Suspicious insulin injections, nearly a dozen deaths: Inside an unfolding investigation at a VA hospital in West Virginia
By Lisa Rein
Oct. 5, 2019 at 6:03 p.m. EDT
CLARKSBURG, W.Va. — Four months after Melanie Proctor’s father was buried with military honors for his combat service in Vietnam, she came home to her farm to find an unfamiliar tan SUV in the driveway.
Two federal agents stepped out into the hot sun in August 2018. Proctor, a tax preparer, wondered whether one of her clients was in trouble.
“We’re here about your father,” the FBI agent said. “We don’t believe he died of natural causes.”
Flipping open a laptop on her kitchen counter, the agents showed Proctor her dad’s records from the three days he had been hospitalized at the local VA medical center.
What the line graph showed was alarming.
Someone had given her father, who was not a diabetic, a deadly injection of insulin, the investigators told Proctor — and he was not the only one.
In the early morning hours that April, Felix McDermott’s blood sugar had bottomed to dangerous levels.

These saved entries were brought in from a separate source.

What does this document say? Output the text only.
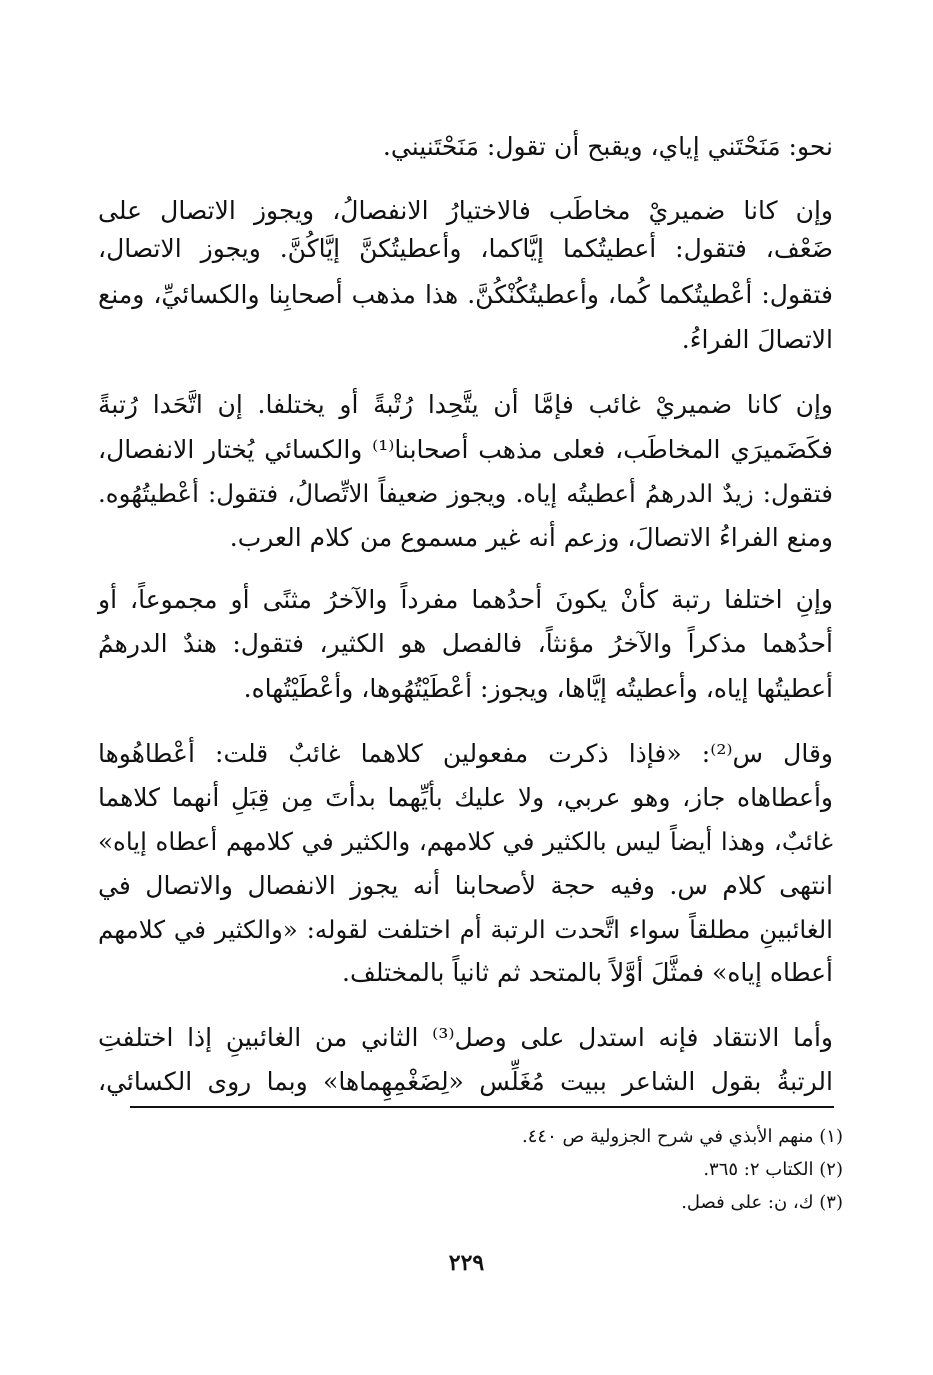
نحو: مَنَحْتَني إياي، ويقبح أن تقول: مَنَحْتَنيني.
وإن كانا ضميريْ مخاطَب فالاختيارُ الانفصالُ، ويجوز الاتصال على
ضَعْف، فتقول: أعطيتُكما إيَّاكما، وأعطيتُكنَّ إيَّاكُنَّ. ويجوز الاتصال،
فتقول: أعْطيتُكما كُما، وأعطيتُكُنْكُنَّ. هذا مذهب أصحابِنا والكسائيِّ، ومنع
الاتصالَ الفراءُ.
وإن كانا ضميريْ غائب فإمَّا أن يتَّحِدا رُتْبةً أو يختلفا. إن اتَّحَدا رُتبةً
فكَضَميرَي المخاطَب، فعلى مذهب أصحابنا⁽¹⁾ والكسائي يُختار الانفصال،
فتقول: زيدٌ الدرهمُ أعطيتُه إياه. ويجوز ضعيفاً الاتِّصالُ، فتقول: أعْطيتُهُوه.
ومنع الفراءُ الاتصالَ، وزعم أنه غير مسموع من كلام العرب.
وإنِ اختلفا رتبة كأنْ يكونَ أحدُهما مفرداً والآخرُ مثنًى أو مجموعاً، أو
أحدُهما مذكراً والآخرُ مؤنثاً، فالفصل هو الكثير، فتقول: هندٌ الدرهمُ
أعطيتُها إياه، وأعطيتُه إيَّاها، ويجوز: أعْطَيْتُهُوها، وأعْطَيْتُهاه.
وقال س⁽²⁾: «فإذا ذكرت مفعولين كلاهما غائبٌ قلت: أعْطاهُوها
وأعطاهاه جاز، وهو عربي، ولا عليك بأيِّهما بدأتَ مِن قِبَلِ أنهما كلاهما
غائبٌ، وهذا أيضاً ليس بالكثير في كلامهم، والكثير في كلامهم أعطاه إياه»
انتهى كلام س. وفيه حجة لأصحابنا أنه يجوز الانفصال والاتصال في
الغائبينِ مطلقاً سواء اتَّحدت الرتبة أم اختلفت لقوله: «والكثير في كلامهم
أعطاه إياه» فمثَّلَ أوَّلاً بالمتحد ثم ثانياً بالمختلف.
وأما الانتقاد فإنه استدل على وصل⁽³⁾ الثاني من الغائبينِ إذا اختلفتِ
الرتبةُ بقول الشاعر ببيت مُغَلِّس «لِضَغْمِهِماها» وبما روى الكسائي،
(١) منهم الأبذي في شرح الجزولية ص ٤٤٠.
(٢) الكتاب ٢: ٣٦٥.
(٣) ك، ن: على فصل.
٢٢٩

The retired Army sergeant his family knew as “Pap” died the next morning from severe hypoglycemia.
Multiple veterans had died under similar circumstances on the same ward, and the agents had come to Proctor’s farm in a hamlet 42 miles east of Clarksburg to ask the unthinkable: They wanted to dig up Pap’s body.

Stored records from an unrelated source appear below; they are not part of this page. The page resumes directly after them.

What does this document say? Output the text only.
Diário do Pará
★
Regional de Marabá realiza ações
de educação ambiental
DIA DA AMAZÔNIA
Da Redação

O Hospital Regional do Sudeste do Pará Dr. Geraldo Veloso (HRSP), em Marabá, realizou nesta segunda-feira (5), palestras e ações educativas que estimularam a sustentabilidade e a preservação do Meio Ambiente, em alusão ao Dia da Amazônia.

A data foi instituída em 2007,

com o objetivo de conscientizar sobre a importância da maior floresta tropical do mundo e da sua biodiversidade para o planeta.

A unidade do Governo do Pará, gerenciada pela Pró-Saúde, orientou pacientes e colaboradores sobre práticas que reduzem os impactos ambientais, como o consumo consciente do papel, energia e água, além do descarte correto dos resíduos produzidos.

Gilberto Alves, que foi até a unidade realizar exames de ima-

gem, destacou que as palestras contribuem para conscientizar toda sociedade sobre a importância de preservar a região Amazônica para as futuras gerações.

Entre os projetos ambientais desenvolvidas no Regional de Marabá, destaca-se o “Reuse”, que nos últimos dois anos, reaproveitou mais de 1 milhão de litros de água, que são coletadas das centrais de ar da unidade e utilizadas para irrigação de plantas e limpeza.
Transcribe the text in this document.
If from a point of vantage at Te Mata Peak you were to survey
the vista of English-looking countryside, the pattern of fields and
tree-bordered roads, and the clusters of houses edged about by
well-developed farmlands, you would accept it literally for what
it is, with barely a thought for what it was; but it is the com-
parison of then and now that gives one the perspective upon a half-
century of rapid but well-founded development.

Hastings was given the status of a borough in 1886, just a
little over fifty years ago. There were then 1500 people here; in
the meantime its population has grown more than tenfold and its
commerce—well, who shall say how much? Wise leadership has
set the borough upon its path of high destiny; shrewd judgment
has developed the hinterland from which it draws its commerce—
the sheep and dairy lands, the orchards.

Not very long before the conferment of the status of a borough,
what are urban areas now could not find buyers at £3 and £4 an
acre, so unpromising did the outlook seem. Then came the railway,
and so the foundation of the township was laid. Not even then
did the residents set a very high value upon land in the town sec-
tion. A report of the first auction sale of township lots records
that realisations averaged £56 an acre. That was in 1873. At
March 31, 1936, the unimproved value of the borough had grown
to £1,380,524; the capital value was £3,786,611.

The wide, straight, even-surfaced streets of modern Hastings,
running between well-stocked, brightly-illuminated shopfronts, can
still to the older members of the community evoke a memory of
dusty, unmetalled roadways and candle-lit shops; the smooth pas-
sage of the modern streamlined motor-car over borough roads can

Proctor agreed, and her father was one of seven bodies exhumed in an investigation of 11 suspicious deaths at the Louis A. Johnson VA Medical Center, according to a person familiar with the case who, like others, spoke on the condition of anonymity because it is ongoing.
The 14-month inquiry is the latest criminal investigation to engulf the Department of Veterans Affairs, intensifying questions about whether the country’s largest health-care system is doing enough to protect the veterans in its care.